No século XVIII, por exemplo, os conhecimentos taxidermistas já estavam bem avançados. O naturalista e farmacêutico Albertus Seba (1665-1736) elaborou um atlas com vários volumes sobre ilustrações de animais, o qual foi uma das obras naturalistas mais preciosas do período, sendo referência por mais de 300 anos. Chamada de O gabinete de curiosidades naturais (Gabinet of natural curiosities), a obra contém coleções taxonômicas de animais, plantas e insetos de todo o planeta. A obra apresentava também conchas, corais e algumas criaturas fantásticas, como a hidra e o dragão. A figura 16 mostra a ilustração da hidra segundo Seba: uma quimera com corpo de tartaruga, cauda de serpente e cabeças semelhante à baleia cachalote com dentes de serpentes.
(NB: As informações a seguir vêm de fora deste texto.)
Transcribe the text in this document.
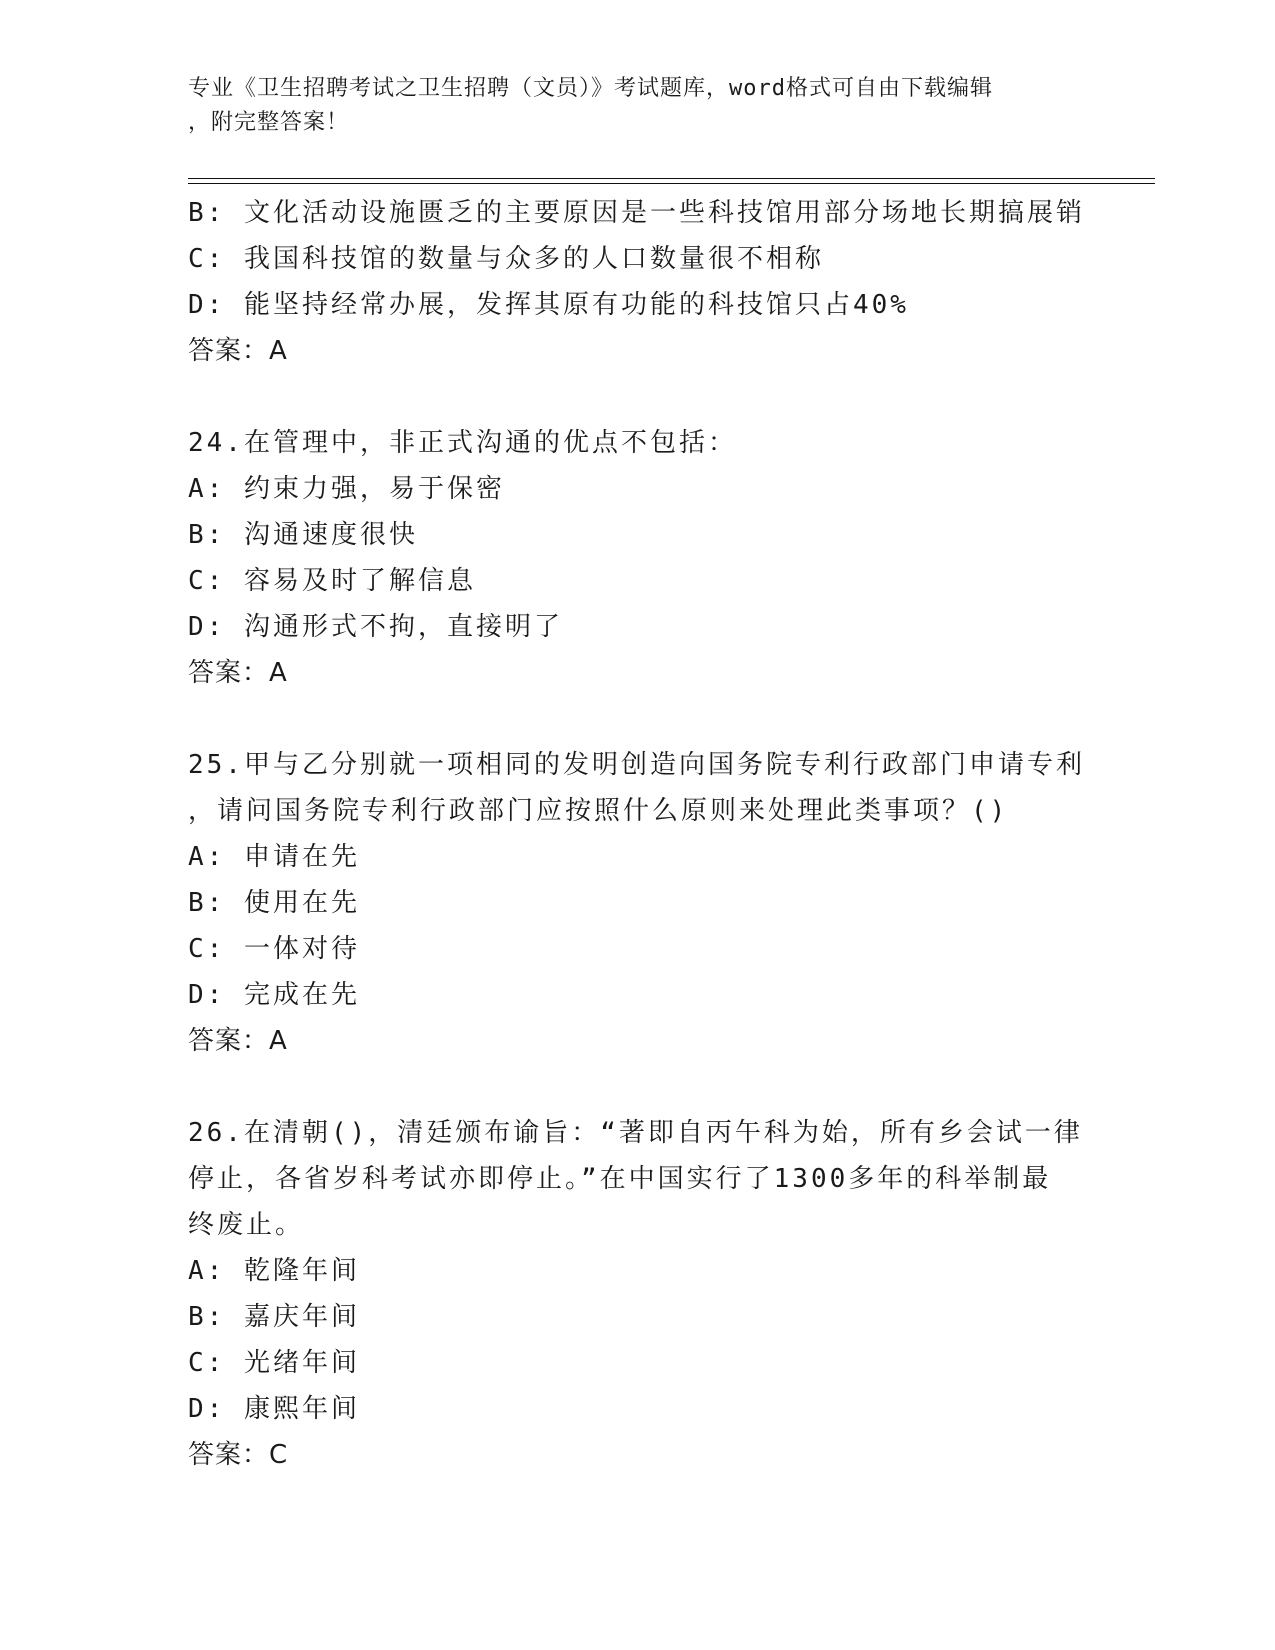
专业《卫生招聘考试之卫生招聘（文员）》考试题库，word格式可自由下载编辑
，附完整答案！
B: 文化活动设施匮乏的主要原因是一些科技馆用部分场地长期搞展销
C: 我国科技馆的数量与众多的人口数量很不相称
D: 能坚持经常办展，发挥其原有功能的科技馆只占40%
答案：A
24.在管理中，非正式沟通的优点不包括：
A: 约束力强，易于保密
B: 沟通速度很快
C: 容易及时了解信息
D: 沟通形式不拘，直接明了
答案：A
25.甲与乙分别就一项相同的发明创造向国务院专利行政部门申请专利
，请问国务院专利行政部门应按照什么原则来处理此类事项？()
A: 申请在先
B: 使用在先
C: 一体对待
D: 完成在先
答案：A
26.在清朝()，清廷颁布谕旨：“著即自丙午科为始，所有乡会试一律
停止，各省岁科考试亦即停止。”在中国实行了1300多年的科举制最
终废止。
A: 乾隆年间
B: 嘉庆年间
C: 光绪年间
D: 康熙年间
答案：C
Figura 16 – Ilustração de hidra, de Albertus Seba (séc. XVIII).31

A hidra é natural da mitologia grega, conhecida como hidra de Lerna. É uma quimera filha de quimera. O Tártaro e a Terra geraram o disforme Tifão, e este, junto com Equidna (metade mulher e metade serpente) geraram a hidra de Lerna. Era uma serpente com cabeças humanas (que a faz ser antropozoomórfica), apresentando o número de 100 cabeças, de acordo com o historiador Diodoro; e 9 para a Biblioteca

de Apolodoro, que é a versão mais aceita. Onde se cortava uma cabeça surgiam duas no local, sendo a do meio eterna, segundo Lemprière. A criatura foi eliminada por Hércules e Iolau: enquanto um cortou as cabeças, o segundo queimou as feridas e a cabeça eterna foi enterrada debaixo de uma pedra.

O estudo da ciência natural se fortificou intensamente no século XIX, o que favoreceu as novas descobertas e esclarecimentos sobre muitos animais. Porém, é interessante indagar o seguinte: por que a humanidade continuou a cultivar monstros em seu imaginário, uma vez que as viagens marítimas os colocaram à prova? A mentalidade advinda da Antiguidade e que continuou no Medievo e Renascença, quando monstros dominavam lugares desconhecidos, foi desmascarada. Seria um momento em que os naturalistas podiam romper com toda a bagagem e desertar os monstros do imaginário da humanidade daquele período em diante. Porém, não foi o que ocorreu. Os monstros continuaram vivos na mente das pessoas e sempre eram reinventados em contos, histórias, divulgados segundo as mídias. Dessa forma, eram revividos, transcritos, ressignificados e até se tornavam recentes novamente. Pode- se constatar até mesmo monstros em novas roupagens, mas eles sempre descendem ou se alimentam de argumentos anteriores. A classe de monstros que provém de grandes animais marinhos continuará, pela própria descrição bíblica, lendas e outros gêneros de histórias. Há e haverá monstros transcritos de outros conceitos ou lendas, que configuram no gênero de monstros recentes.

No contexto de imaginário, os monstros recentes são apresentados como monstros que surgem no cinema. Eles voltam a ter grandes dimensões e se reintegram ao conceito de Schneider de que o monstro traz significado em si só.